Lalu emosi yang sangat banyak meluluh-lantakkan kita. Menghadirkan jarak yang sangat jauh untuk ditempuh dengan langkah. Jarak yang pada akhirnya hanya sanggup membuatku berwujud bayang-bayang di sampingmu. Perpisahan itu menghadirkan rindu yang tak pernah sekalipun bisa kukendalikan.
Aku marah pada diriku sendiri. Rindu ini semakin menebal setiap hari. Menggodaku saat aku sendiri, tersenyum padaku dengan siluet wajahmu yang sangat kuhapal, lalu rindu memelukku erat sekali. Hangat. Rindu yang sama membuat mataku terlalu hangat, dan begitu saja aku menangis. Aku menangis karena rindu-rindu ini, Nov. Rindu padamu. Rindu yang semestinya tidak pernah ada lagi. Sebab perpisahan dengan terang-terangan menampar kita, menjelaskan dengan sejelas-jelasnya bahwa kita memang punya jalan yang lebih baik selain hidup bersama-sama. Aku dengan jalanmu, kamu dengan jalanmu.
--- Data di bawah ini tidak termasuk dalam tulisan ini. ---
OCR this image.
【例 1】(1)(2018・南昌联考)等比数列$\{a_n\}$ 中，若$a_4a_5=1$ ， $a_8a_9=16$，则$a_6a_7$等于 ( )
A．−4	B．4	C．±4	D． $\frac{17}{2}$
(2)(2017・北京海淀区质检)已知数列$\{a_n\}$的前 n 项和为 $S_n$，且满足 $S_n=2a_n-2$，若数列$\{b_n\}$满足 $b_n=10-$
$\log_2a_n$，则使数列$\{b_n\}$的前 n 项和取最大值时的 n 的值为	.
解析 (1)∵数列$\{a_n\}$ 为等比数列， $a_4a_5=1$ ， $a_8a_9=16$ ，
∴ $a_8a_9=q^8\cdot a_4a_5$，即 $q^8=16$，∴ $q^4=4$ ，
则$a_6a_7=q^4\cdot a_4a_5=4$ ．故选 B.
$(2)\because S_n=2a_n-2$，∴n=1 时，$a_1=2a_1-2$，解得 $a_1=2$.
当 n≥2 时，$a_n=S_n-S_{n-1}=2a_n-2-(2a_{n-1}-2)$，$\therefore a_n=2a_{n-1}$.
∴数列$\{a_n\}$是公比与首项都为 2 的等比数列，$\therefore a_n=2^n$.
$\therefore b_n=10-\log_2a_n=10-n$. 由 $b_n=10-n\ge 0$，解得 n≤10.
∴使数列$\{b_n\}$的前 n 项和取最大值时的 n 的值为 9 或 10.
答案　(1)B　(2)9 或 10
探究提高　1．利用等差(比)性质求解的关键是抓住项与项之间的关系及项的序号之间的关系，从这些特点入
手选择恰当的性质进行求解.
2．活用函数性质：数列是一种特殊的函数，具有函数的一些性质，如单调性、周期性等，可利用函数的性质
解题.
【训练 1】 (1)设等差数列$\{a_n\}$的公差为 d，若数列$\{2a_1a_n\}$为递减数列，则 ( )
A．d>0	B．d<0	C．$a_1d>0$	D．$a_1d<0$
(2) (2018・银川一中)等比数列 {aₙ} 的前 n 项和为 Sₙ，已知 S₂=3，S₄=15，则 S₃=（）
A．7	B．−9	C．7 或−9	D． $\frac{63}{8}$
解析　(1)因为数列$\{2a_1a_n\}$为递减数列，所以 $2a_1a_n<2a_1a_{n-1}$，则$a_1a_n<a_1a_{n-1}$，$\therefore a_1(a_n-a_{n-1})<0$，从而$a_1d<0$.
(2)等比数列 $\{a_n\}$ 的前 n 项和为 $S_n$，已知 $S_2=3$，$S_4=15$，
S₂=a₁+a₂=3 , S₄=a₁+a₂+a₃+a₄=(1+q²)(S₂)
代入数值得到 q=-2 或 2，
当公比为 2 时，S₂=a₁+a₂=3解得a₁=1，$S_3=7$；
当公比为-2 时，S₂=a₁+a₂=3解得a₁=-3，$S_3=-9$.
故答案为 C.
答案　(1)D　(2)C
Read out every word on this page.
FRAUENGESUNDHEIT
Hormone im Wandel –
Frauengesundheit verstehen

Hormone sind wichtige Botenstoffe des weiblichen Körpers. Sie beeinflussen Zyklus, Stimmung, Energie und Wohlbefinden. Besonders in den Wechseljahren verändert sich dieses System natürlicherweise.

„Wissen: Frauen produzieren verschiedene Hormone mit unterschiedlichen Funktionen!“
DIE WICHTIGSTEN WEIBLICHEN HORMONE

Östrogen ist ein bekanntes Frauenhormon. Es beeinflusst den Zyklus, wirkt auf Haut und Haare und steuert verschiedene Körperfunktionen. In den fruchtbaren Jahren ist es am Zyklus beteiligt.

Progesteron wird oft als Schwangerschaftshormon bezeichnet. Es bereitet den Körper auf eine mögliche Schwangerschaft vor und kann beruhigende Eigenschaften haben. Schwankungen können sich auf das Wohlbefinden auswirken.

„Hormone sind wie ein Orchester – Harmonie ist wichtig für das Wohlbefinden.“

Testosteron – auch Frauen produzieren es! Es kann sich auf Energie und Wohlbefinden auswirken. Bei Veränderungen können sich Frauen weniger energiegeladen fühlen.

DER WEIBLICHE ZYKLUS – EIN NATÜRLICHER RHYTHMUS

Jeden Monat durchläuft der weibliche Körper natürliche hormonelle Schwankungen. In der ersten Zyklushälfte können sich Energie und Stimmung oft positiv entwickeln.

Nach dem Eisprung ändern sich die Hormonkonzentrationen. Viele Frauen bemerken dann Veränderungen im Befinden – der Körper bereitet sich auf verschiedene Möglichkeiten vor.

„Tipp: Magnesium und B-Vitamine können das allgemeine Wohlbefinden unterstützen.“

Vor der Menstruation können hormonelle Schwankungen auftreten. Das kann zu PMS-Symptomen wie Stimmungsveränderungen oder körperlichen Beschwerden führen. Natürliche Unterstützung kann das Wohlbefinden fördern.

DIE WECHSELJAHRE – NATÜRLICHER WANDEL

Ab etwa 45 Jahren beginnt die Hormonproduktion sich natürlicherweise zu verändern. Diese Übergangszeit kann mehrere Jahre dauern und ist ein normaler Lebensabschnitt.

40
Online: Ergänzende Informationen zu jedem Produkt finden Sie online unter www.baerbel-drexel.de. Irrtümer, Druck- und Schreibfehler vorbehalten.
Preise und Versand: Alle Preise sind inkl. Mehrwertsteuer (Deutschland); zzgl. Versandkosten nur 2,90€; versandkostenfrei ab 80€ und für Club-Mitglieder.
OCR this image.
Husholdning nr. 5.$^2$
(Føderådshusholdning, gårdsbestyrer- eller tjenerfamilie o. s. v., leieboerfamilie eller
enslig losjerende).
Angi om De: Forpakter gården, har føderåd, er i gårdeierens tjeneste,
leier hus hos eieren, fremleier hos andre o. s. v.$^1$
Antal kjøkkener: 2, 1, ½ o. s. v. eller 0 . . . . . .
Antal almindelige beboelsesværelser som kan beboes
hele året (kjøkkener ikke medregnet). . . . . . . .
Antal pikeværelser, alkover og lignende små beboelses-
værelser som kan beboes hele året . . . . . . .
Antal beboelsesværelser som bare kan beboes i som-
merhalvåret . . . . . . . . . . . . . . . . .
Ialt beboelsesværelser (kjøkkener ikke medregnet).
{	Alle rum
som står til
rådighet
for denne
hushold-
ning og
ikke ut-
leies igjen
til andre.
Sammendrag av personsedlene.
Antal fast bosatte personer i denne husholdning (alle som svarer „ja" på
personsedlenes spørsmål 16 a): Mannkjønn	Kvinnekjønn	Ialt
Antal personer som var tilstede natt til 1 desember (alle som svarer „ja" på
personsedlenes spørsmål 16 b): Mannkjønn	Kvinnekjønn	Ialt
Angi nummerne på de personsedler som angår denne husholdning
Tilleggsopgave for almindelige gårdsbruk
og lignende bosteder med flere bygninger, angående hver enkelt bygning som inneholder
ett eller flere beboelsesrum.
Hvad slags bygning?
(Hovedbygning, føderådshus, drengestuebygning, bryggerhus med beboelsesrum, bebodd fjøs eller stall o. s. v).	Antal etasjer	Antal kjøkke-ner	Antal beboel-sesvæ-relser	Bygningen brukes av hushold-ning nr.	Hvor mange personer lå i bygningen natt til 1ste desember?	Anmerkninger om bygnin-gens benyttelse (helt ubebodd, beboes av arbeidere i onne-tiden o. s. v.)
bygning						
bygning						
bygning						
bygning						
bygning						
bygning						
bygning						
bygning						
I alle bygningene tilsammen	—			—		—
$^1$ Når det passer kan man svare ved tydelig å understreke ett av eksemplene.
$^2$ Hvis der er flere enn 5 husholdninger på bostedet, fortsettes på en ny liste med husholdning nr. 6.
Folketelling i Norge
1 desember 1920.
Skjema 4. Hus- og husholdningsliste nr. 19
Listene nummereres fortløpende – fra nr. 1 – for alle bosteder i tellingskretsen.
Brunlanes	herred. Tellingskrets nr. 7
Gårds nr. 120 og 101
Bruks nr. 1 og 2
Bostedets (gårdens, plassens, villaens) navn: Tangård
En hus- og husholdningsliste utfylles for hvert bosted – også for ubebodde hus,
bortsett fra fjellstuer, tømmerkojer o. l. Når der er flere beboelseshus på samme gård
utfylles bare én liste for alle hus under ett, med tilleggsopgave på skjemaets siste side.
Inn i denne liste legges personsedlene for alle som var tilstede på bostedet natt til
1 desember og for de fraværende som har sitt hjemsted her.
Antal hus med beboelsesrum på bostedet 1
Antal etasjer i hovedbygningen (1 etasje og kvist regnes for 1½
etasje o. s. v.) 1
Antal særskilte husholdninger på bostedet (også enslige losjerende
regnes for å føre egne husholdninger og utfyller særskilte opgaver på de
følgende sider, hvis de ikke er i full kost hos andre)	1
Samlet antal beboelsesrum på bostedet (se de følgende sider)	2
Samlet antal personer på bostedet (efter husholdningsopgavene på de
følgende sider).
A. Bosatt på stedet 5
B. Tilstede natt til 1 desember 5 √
Rindu-rindu ini sangat menuntut. Ia membuatku merasa sangat cemas sekaligus kalut. Beberapa rindu pernah kurasakan, tapi tak pernah sebesar ini, Nov. Entah apa saja yang pernah kita lakukan, entah berapa banyak hari-hari yang pernah kita miliki sampai rindu ini berat sekali. Aku hampir putus asa. Aku gagal mengendalikan perasaanku ini. Dengan sedikit frustasi antara membenci atau menikmati kerinduanku ini, kuputuskan untuk memberikan rindu ini apa yang ia inginkan.
***
Kurang lebih sembilan jam yang kubutuhkan untuk sampai di kotamu. Berganti bus, menumpak kapal laut, hingga berjalan kaki menuju tempat yang kita sepakati untuk bertemu. Kembali bertemu tepatnya, setelah ratusan hari yang penuh dengan rindu. Waktu itu senja, di temaramnya aku menemukan dirimu berjalan ke arahku. Ada yang sedang bergemuruh di dadaku, itu pasti ulah rindu. Ia pasti sangat bahagia sekali, hasratnya untuk bertemu sudah kutuntaskan. Ya, selama ini yang dibutuhkan rindu adalah bertemu. Sebagai seseorang yang tengah memiliki rindu, aku harus mengabulkan permintaannya untuk bertemu yang diinginkannya meskipun ini kesempatan terakhirnya.
Di sanalah aku. Hanya berjarak beberapa hasta dari tubuhmu, Nov. Harum parfum yang sama, gaya busana yang sama, senyum khas yang tak pernah ada duanya, semua itu ku saksikan di depan mataku. Entah apa yang dilakukan si rindu di dalam hatiku. Mendengar gemuruhnya sangat keras, aku menduga si rindu sedang berpesta di dalam hatiku sana. Biarlah, rindu pantas berbahagia. Setidaknya aku sudah memangkas jarak yang jauh itu, menyembuhkan luka rindu-rindu itu.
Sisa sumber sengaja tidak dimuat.